Когда летишь из Америки через Северный полюс в Москву, самолет начинает снижаться уже у кромки Ледовитого океана. Россия — красавица в снегах и мехах, но русский отказывается считать себя северянином, несмотря на белые ночи Петербурга и северные сияния Мурманска, Сибирь и тайгу. Север — это Финляндия, Норвегия, наконец, Якутия, а Россия — духовный центр мира, сместившийся в сторону полярного круга. Россия не по своей воле забилась на Север, спасаясь от набегов южных степных кочевников в раннем средневековье. Она ждет своего возвращения в теплое лоно цивилизации.
Я испытал климатический шок. Парижский климат пришелся мне по душе. Мне нравились декабри, в которых цвели розы. Мне на всю жизнь приснились платаны и каштаны. Париж заражает своим климатом. Здесь климат беспечен. Снежная пустыня России прорастает самшитом в Люксембургском саду, который превращается в запах моего отрочества, визитную карточку моей непохожести.
Проезжая Германию и Бельгию в старомодном советском вагоне дальнего следования, всякий раз чувствуешь напряженную нахмуренность неба, погодную нестабильность, но стоит пересечь французскую границу, как в небе раздается неслышный взрыв, облака разлетаются в разные стороны, горизонты расширяются, небо улетает вверх, крепчают пирамидальные тополя и в стекло купе ударяет солнце.
В Париже нет курортной, пальмовой однозначности юга. Живи я в Риме, я бы стал гедонистом, в Берлине — эксцентриком, в Нью-Йорке — советским чиновником, но только Париж мог стать моей второй родиной.
С малообитаемого островка московского младенческого рая меня перевезли в традиционный настоящий мировой рай, воспетый, восславленный и тогда еще, в середине 1950-х, не выхолощенный, живой и реальный. В том Париже еще много белогвардейцев работали таксистами и говорили на утраченном птичьем наречии; ездить в такси для советских было небезопасно. Я мало что понял, но много что ощутил, впитал кожей. Я не танцевал в том танцующем Париже на bals populaires, не ходил в джазовые кабаки, не защищал до хрипоты заморскую новинку рок-н-ролл, не сидел в кафе с косым Сартром. Но я переродился, не подозревая об этом. Стали перерождаться и мои родители.
Я вижу, будто сквозь сон, как они, словно в театре, начинают переодеваться. Все начинается с переодевания. У мамы вдруг открываются руки и шея. Она молодеет на глазах, волосы у нее кучерявятся. Вместо высокой прически, которая делала ее удивленной и озабоченной, она теперь носит короткую стрижку.
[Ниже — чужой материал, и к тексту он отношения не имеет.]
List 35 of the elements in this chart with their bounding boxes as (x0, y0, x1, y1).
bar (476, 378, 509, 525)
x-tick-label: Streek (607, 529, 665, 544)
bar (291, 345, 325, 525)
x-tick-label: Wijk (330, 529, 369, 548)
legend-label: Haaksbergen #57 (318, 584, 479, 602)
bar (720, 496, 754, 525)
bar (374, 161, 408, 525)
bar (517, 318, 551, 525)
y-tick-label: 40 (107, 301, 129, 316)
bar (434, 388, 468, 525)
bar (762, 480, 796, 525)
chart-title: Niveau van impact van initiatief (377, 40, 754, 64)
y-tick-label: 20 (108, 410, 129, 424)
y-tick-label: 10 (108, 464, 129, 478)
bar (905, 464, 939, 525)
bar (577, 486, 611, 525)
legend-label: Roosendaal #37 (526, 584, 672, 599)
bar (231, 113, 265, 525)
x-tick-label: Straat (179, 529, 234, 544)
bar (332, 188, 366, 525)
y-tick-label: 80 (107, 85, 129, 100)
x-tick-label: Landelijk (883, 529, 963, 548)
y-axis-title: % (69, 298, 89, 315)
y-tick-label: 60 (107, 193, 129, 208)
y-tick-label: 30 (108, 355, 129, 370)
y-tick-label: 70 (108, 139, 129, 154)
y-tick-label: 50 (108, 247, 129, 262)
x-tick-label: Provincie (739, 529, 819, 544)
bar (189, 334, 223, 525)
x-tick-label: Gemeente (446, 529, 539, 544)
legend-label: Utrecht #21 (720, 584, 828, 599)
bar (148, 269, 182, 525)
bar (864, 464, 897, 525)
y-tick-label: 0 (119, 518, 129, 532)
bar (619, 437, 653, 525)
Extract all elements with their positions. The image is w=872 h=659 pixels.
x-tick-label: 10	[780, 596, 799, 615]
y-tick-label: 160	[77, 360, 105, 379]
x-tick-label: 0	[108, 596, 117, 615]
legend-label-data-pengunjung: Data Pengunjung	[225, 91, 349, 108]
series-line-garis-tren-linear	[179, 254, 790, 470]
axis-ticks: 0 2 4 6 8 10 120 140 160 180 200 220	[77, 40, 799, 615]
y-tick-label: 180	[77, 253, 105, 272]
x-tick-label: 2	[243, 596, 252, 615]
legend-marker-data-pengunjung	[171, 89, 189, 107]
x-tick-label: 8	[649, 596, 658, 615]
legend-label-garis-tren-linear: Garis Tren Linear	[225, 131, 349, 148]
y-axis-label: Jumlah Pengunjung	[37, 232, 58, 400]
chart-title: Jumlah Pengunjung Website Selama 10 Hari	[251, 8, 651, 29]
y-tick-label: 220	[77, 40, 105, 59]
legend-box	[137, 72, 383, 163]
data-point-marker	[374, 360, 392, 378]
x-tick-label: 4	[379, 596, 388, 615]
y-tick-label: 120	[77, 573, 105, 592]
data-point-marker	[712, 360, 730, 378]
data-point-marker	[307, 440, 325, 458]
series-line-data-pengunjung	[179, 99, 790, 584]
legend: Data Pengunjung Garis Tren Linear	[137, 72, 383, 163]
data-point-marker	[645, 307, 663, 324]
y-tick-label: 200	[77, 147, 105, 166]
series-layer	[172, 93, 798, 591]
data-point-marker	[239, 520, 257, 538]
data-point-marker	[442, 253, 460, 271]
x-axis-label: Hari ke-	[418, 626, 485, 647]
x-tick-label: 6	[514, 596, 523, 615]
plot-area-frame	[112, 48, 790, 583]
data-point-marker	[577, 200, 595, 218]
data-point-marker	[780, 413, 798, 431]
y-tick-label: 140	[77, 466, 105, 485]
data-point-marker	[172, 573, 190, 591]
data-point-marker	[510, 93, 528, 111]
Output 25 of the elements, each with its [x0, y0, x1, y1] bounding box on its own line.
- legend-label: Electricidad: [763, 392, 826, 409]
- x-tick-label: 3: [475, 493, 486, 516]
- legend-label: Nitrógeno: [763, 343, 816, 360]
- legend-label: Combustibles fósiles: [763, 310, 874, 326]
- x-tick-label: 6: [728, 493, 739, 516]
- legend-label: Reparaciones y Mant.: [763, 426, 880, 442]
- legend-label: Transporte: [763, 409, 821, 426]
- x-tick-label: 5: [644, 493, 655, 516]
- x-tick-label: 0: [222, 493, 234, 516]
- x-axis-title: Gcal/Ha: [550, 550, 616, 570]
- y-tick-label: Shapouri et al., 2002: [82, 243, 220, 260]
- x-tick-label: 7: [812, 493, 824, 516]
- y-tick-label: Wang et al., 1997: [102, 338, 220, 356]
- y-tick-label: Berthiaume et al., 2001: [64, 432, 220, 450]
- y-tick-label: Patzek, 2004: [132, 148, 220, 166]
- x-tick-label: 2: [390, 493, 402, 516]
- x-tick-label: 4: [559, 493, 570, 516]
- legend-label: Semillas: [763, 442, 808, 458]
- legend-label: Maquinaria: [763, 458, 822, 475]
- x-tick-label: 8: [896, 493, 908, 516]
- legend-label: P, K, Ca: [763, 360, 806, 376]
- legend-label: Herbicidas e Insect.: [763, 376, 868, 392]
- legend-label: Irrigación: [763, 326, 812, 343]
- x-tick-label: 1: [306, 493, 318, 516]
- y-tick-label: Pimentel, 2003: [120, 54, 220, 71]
Если взять ее допарижские фотографии, мама свидетельствовала о восточности России, скуластых блоковских скифах с прищуром — здесь, в Париже, эта восточность приобрела мягкие славянские очертания. Мама надевает модные желтые, голубые юбки колоколом, узкие блузки. После ее хмурых демисезонных пальто, однотонных платьев, пошитых живыми останками нэпа — портнихой Полиной Никаноровной, — они кажутся особенно разноцветными, пестрыми, как поля под Парижем, по которым я бегаю, собирая с мамой и новой домработницей Клавой (Марусю Пушкину не пустили в Париж: во младенчестве она была под немцами возле Волоколамска) красные маки с черным нутром. Мы особенно любим рвать маки. Требуем от папы остановить у кювета машину: его серую удивительную «Пежо-403» с желтыми фарами, подмигивающими поворотниками (у некоторых парижских машин были еще тогда поворотники-стрелки, выскакивающие, как сломанное крыло, — тупиковый ход цивилизации) и зеленым, с красными цифрами, дипломатическим номером, вызывающим любопытство у тогда еще полных любопытства французов, делающим нас избранными даже в Париже. Номер таит в себе божественные возможности. Машину ставь хоть поперек дороги — полицейские с вами вежливы, как с королями. Но если идти до конца, с таким номером можно даже наехать, сбить, задавить насмерть — и ничего, лишь отправят в Москву. Эти возможности я обсуждаю с советскими мальчишками в каменном дворе посольства, и у меня кружится голова от силы и безнаказанности моего папы, о чем он, видимо, никогда не догадался. Пока же, перепрыгнув через кювет, мы лезем по склону холма за маками.
Папа надевает модные струящиеся брюки. Рубашку с коротким рукавом и расстегнутым воротом он в выходные дни по-французски не заправляет в штаны. Он начинает тоже иначе стричься, назад и набок, оставляя больше волос по бокам, как французский артист. Он уже купил большие темные очки, и мама тоже купила очки против солнца: фасонные, слегка остроухие, с инкрустациями, но не слишком манерные. Родители дружно меняют часы на запястьях: у мамы они совсем маленькие, продолговатые.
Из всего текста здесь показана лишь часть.